SHOULD I READ IT? Ivan's Childhood (1962)

             “Ivan’s Childhood” was the first feature film of acclaimed Soviet director Andrei Tarkovsky who also helped write the screenplay based on a short story.  It was released in 1962 and was publically and critically acclaimed.  It won the Golden Lion award at the Venice Film Festival.  The movie is similar to “The Cranes Are Flying” and “Ballad of a Soldier” in depicting the horrors of war on the innocent.  It is the tale of twelve year old Ivan Bondarev (Nikolai Burlyayev) who was orphaned during the Great Patriotic War when his mother and sister were killed by the Germans.  It is set on the Eastern Front circa 1943.
Ivan, Kholin, and Galtsev
                Ivan arrives at a Red Army camp after crossing a bleak landscape and swimming a river.  He insists on making contact with headquarters which seems laughable to Lt. Galtsev (Evgeny Zharikov) until it turns out that Ivan is a valuable spy and scout.  Galtsev and Capt. Kholin (Valentin Zubkov) “adopt” the serious little warrior and he stays with them in their room.
                There is a subplot involving a medical assistant named Masha (Valentina Malyavina) and her messing with the dynamics of Galtsev and Kholin.  Kholin tries to put the moves on her and Galtsev is interested, but shy.  She manages to keep her hair nice which was a feat on the Eastern Front. Later, there is a record player in the room that plays a song about her.  WTF – yeah, it’s that kind of movie.
the Kholin-Masha kiss
                Galtsev and Kholin want to save Ivan by sending him off to military school.  Ivan threatens to run away and join a partisan unit if they try.  He wants revenge for his family.  They back down and the trio cross the river in a boat to drop off Ivan for his next reconnoiter.  Galtsev and Kholin return with two Soviet corpses.  Masha arrives at the bunker to say goodbye.
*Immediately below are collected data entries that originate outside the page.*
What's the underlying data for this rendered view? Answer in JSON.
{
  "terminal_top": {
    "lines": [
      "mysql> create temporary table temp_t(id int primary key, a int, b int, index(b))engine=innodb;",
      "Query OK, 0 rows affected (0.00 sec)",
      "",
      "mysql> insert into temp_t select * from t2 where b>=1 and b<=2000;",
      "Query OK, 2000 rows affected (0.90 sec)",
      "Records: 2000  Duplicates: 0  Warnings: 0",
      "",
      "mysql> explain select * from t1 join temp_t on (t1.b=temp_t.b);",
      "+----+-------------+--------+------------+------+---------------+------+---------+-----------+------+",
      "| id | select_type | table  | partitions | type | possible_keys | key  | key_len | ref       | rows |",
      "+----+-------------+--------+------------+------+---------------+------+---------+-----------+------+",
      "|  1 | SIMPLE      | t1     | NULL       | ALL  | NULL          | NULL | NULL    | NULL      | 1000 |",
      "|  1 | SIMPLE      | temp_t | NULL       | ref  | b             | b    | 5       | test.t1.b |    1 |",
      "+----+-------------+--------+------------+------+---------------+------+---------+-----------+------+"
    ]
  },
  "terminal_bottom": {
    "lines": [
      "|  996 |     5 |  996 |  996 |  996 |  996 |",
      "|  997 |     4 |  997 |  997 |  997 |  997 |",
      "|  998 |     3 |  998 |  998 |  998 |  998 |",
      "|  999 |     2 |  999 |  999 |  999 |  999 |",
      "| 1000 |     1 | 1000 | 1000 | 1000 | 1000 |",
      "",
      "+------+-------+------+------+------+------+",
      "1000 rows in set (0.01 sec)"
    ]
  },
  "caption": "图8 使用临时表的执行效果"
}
                The movie jumps to Berlin with the Soviets celebrating.  There is actual footage of the Chancellery building and the corpses of the Goebbels family.  The audience is invited to ponder the contrast between the Goebbels kids and Ivan.  Galtsev roots around in documents and finds evidence about the fate of Ivan.  The movie flashes back to when Ivan was young and innocent.
no man's land is a swamp
                This is an artsy movie.  Not everyone will like it.  I was kind of torn by it.  The plot is not good and the nonlinear structure could be confusing.  There are lots of flashbacks and some of them are weird.  In fact, from the very beginning of the film you will know you are in for something unusual.  There is a dream sequence that is surreal.  Ivan is riding in the back of a truck with a girl in the rain.  The truck is full of apples.  Some of the apples spill out onto a beach.  Horses eat them.  Get it?  I didn’t.  Much of the film is cryptic or makes no sense.  The eerie music fits the mood of the film.
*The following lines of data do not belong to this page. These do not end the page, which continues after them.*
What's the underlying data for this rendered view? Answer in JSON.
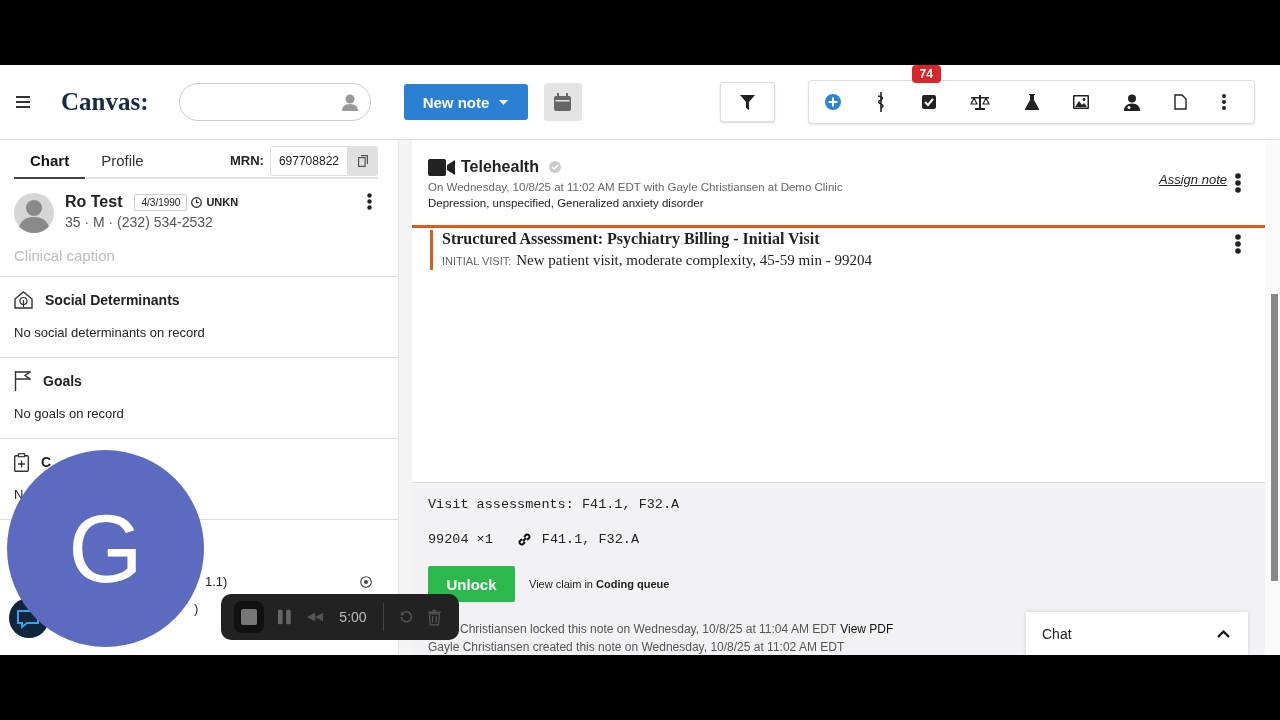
{
  "header": {
    "logo": "Canvas:",
    "new_note": "New note",
    "notification_count": "74"
  },
  "tabs": [
    {
      "label": "Chart",
      "selected": true
    },
    {
      "label": "Profile",
      "selected": false
    }
  ],
  "mrn": {
    "label": "MRN:",
    "value": "697708822"
  },
  "patient": {
    "name": "Ro Test",
    "dob": "4/3/1990",
    "timezone": "UNKN",
    "details": "35 · M · (232) 534-2532",
    "caption_placeholder": "Clinical caption"
  },
  "sections": [
    {
      "kind": "house",
      "title": "Social Determinants",
      "text": "No social determinants on record"
    },
    {
      "kind": "flag",
      "title": "Goals",
      "text": "No goals on record"
    },
    {
      "kind": "clipboard",
      "title": "C",
      "text": "N"
    }
  ],
  "partial_items": [
    "1.1)",
    ")"
  ],
  "note": {
    "type": "Telehealth",
    "meta": "On Wednesday, 10/8/25 at 11:02 AM EDT with Gayle Christiansen at Demo Clinic",
    "diagnoses": "Depression, unspecified, Generalized anxiety disorder",
    "assign": "Assign note",
    "command": {
      "title": "Structured Assessment:  Psychiatry Billing - Initial Visit",
      "label": "INITIAL VISIT:",
      "value": "New patient visit, moderate complexity, 45-59 min - 99204"
    }
  },
  "billing": {
    "assessments": "Visit assessments: F41.1, F32.A",
    "code": "99204 ×1",
    "linked": "F41.1, F32.A",
    "unlock": "Unlock",
    "claim": "View claim in **Coding queue**",
    "locked": "Christiansen locked this note on Wednesday, 10/8/25 at 11:04 AM EDT",
    "view_pdf": "View PDF",
    "created": "Gayle Christiansen created this note on Wednesday, 10/8/25 at 11:02 AM EDT"
  },
  "chat": {
    "label": "Chat"
  },
  "recorder": {
    "time": "5:00"
  },
  "avatar": {
    "initial": "G"
  }
}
                The film is worth watching because of the cinematography by Vadim Yusov.  He uses his whole bag of tricks and the movie is a visual treat.  There are POV shots, hand-held, off center, odd angle.  Some scenes have action in front right and back left.  One really cool scene has characters each at a different level – foreground, middle, and background.  There are lots of distant shots.  The plot may be bizarre and unsatisfactory, but I was intrigued by the visuals.
Nikolai Burlyayev plays Ivan

                The acting is adequate.  Burlyayev does a good job in portraying Ivan as a boy who has been damaged by his experiences.  He has been twisted into a fanatical and cocky warrior.  War and the killing of your family can have that effect.  You don’t see any of Ivan’s revenge, however.  The movie has little action and none of it is graphic.  This is an intellectual movie aimed at intellectuals (and considering some of its biggest fans included Ingmar Bergman and Jean-Paul Sartre, mission accomplished!).

                Should you read it?  I think this review should make it clear whether it is a movie you might enjoy.  I’m glad I experienced it, but I have to say it is not in a league with “The Cranes Are Flying” or “Ballad of a Soldier”.

grade =  B-


  1. I had seen this film while browsing Russian cinema a few years back. What really caught my eye was how anti war the movie feels. It was a Soviet film IIRC and they didn't call it The Great Patriotic War cause they thought it was failure yet the movie is very bleak. None of the propagandistic flair like in Alexander Nevsky. No choir music. The overall symbolism rings like All Quiet on the Western Front with the boy's early innocence and physical destruction becomes a metaphor for the breaking of a human spirit in war. At least that was the vibe I got from it.

  2. You are certainly right about it being anti-war. I would use the word bleak. As far as it not being your typical Soviet propaganda, it was part of the Khrushchev Thaw that allowed filmmakers to have a little more artistic control.